The Hindu Scripture
s, of which there are many, dating back some 3,000 years,
at least, can be vaguely divided in the following manner--
The Sruti -- The Revealed Scriptures
- The Vedas, comprising
- The Rig Veda, a collection of ten books or mandalas of hymns whose primary
concern is peace, prosperity and liberation to a better world;
- The Yajurveda, divided into two (Shukla "White", and
Krishna "Black"), consisting mainly of sacrificial formulae
in both prose and verse to be chanted at a sacrifice;
- The Samaveda, composed of many verses from the Rig Veda, set to
music for singing during sacrificial rituals;
- The Atharvaveda of practical arts and sciences, full of charms,
and medicinal secrets, while also taking in the wider context, praising
and explaining the nature of life and time. This Veda believed to be a later composition and contains some non-Aryan material. It seems to have been composed when a synthesis of Aryan and non-Aryan cultures took place; and
- the five subordinate Upa-Vedas:
- The Ayur-Veda, dealing with the science of medicine, both
preventative and curative, anatomy, physiology, hygiene and
- The Dhanur-Veda of military sciences, such as archery and
- The Gandharva-Veda, dealing with the performing arts, music
and dance; and
- The Sthaptya Veda of mathematics and practical applications
in the visual arts and sciences (e.g. engineering,
architecture, sculpture and painting).
The Samhitas, liturgies which accompanied the sacrificial rites
of the Aryan brahmins
The Aranyakas and the Upanishads (known collectively as Vedanta, or the
"end of knowledge". They were treatises, composed around 800-200 BCE, and were often
in the form of a dialogue between teacher (acharya) and student. Like
the dialogues of ancient Greece, they were thought of as the highest expression
of Truth revealed by great sages of ancient times who acquired this knowledge through
realisation of God within themselves.
The Smriti -- The Remembered Texts,
Hinduism's Oral Tradition
- The Puranas, the popularised teachings of the higher Truth, catering
to women and the lower castes, who were denied access to education. Each is a
mixture of history, philosophy, and mythology beginning with the creation of the world.

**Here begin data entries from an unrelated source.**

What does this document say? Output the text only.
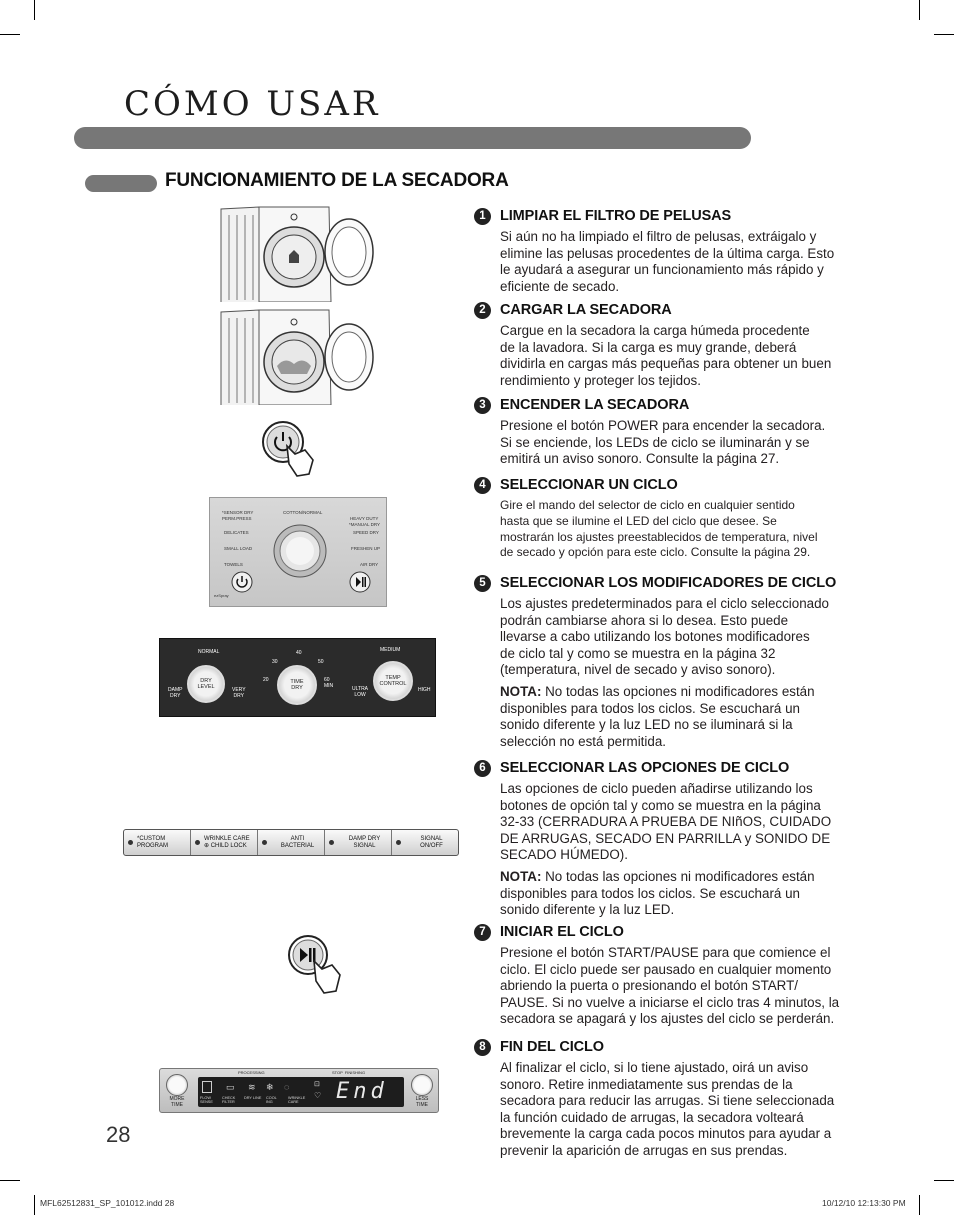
CÓMO USAR
FUNCIONAMIENTO DE LA SECADORA
*SENSOR DRY
PERM.PRESS
DELICATES
SMALL LOAD
TOWELS
COTTON/NORMAL
HEAVY DUTY
*MANUAL DRY
SPEED DRY
FRESHEN UP
AIR DRY
ezSpray
NORMAL
DAMP
DRY
VERY
DRY
DRY
LEVEL
30
40
50
20	60
MIN
TIME
DRY
MEDIUM
ULTRA
LOW
HIGH
TEMP
CONTROL
*CUSTOM
PROGRAM
WRINKLE CARE
⊕ CHILD LOCK
ANTI
BACTERIAL
DAMP DRY
SIGNAL
SIGNAL
ON/OFF
MORE
TIME
PROCESSING	STOP FINISHING
▭ ≋ ❄ ◌
FLOW SENSE
CHECK FILTER
DRY LINE COOL ING
WRINKLE CARE
⊡
♡ End	LESS
TIME
1 LIMPIAR EL FILTRO DE PELUSAS
Si aún no ha limpiado el filtro de pelusas, extráigalo y
elimine las pelusas procedentes de la última carga. Esto
le ayudará a asegurar un funcionamiento más rápido y
eficiente de secado.
2 CARGAR LA SECADORA
Cargue en la secadora la carga húmeda procedente
de la lavadora. Si la carga es muy grande, deberá
dividirla en cargas más pequeñas para obtener un buen
rendimiento y proteger los tejidos.
3 ENCENDER LA SECADORA
Presione el botón POWER para encender la secadora.
Si se enciende, los LEDs de ciclo se iluminarán y se
emitirá un aviso sonoro. Consulte la página 27.
4 SELECCIONAR UN CICLO
Gire el mando del selector de ciclo en cualquier sentido
hasta que se ilumine el LED del ciclo que desee. Se
mostrarán los ajustes preestablecidos de temperatura, nivel
de secado y opción para este ciclo. Consulte la página 29.
5 SELECCIONAR LOS MODIFICADORES DE CICLO
Los ajustes predeterminados para el ciclo seleccionado
podrán cambiarse ahora si lo desea. Esto puede
llevarse a cabo utilizando los botones modificadores
de ciclo tal y como se muestra en la página 32
(temperatura, nivel de secado y aviso sonoro).
NOTA: No todas las opciones ni modificadores están
disponibles para todos los ciclos. Se escuchará un
sonido diferente y la luz LED no se iluminará si la
selección no está permitida.
6 SELECCIONAR LAS OPCIONES DE CICLO
Las opciones de ciclo pueden añadirse utilizando los
botones de opción tal y como se muestra en la página
32-33 (CERRADURA A PRUEBA DE NIñOS, CUIDADO
DE ARRUGAS, SECADO EN PARRILLA y SONIDO DE
SECADO HÚMEDO).
NOTA: No todas las opciones ni modificadores están
disponibles para todos los ciclos. Se escuchará un
sonido diferente y la luz LED.
7 INICIAR EL CICLO
Presione el botón START/PAUSE para que comience el
ciclo. El ciclo puede ser pausado en cualquier momento
abriendo la puerta o presionando el botón START/
PAUSE. Si no vuelve a iniciarse el ciclo tras 4 minutos, la
secadora se apagará y los ajustes del ciclo se perderán.
8 FIN DEL CICLO
Al finalizar el ciclo, si lo tiene ajustado, oirá un aviso
sonoro. Retire inmediatamente sus prendas de la
secadora para reducir las arrugas. Si tiene seleccionada
la función cuidado de arrugas, la secadora volteará
brevemente la carga cada pocos minutos para ayudar a
prevenir la aparición de arrugas en sus prendas.
28
MFL62512831_SP_101012.indd 28	10/12/10 12:13:30 PM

There is also a substantial amount of astrology, geography, medicine,
anatomy, and military arts threaded through the Upanishad-like dialogues
between the sage and the disciple. There are eighteen principal Puranas (Mahapuranas),
amd eighteen lesser Puranas (Upapuranas).
- The Epics: the Ramayana and the Mahabharata. The two great epics of
Hindu culture, whose significance and prominence cannot be underestimated, both
deal with divine protagonists, Rama and Krishna, both avataras of the God
Vishnu. Their grasp on Hindu Society has been so far-reaching, that it would be
virtually impossible to find any Hindu in India or South-East Asia who was
old enough to speak, but could not give an elaborate account of these two epics.
The Ramayana is a 24,000-verse poem by the sage Valmiki, and the Mahabharata,
is the longest poem ever written with 100,000 verses (about seven times as long as the Iliad
and Odyssey combined).
- The Bhagavad Gita, a seven-hundred verse poem occuring in the middle of
the Mahabharata, recounting the teachings of Krishna to his disciple
Arjuna on the battle-field of Kurukshetra. It is the most influential of all Hindu texts, in which Krishna explains to Arjuna the meaning of dharma (religious duty). Krishna teaches Arjuna, who is dejected at having to fight his own relatives in the war, that everyone must follow the course of duty without thinking about its results. It is an Upanishad in its own right: the Gitopanishad, and means the Song of the Lord.
- The Dharmashastras, eighteen books of the religious law, supplementing and
explaining the Vedas.
- The Atmabodha ("Knowledge of the Self"), written by the 7th and 8th Century
saint Sankara is a poem illuminating scripture concepts. It has been largely overshadowed
by Sankara's commentaries which have had an enourmous influence on modern interpreters.
The Atmabodha, however, is a powerful commentary in its own right, providing
a vivid gallery of metaphorical imagery which grasps some of the profoundest metaphysics of the sacred texts.
- The Bhajans, or Devotional Songs, which developed with the Bhakti Cults,
coming into their own in 7th Century Tamil Nadu.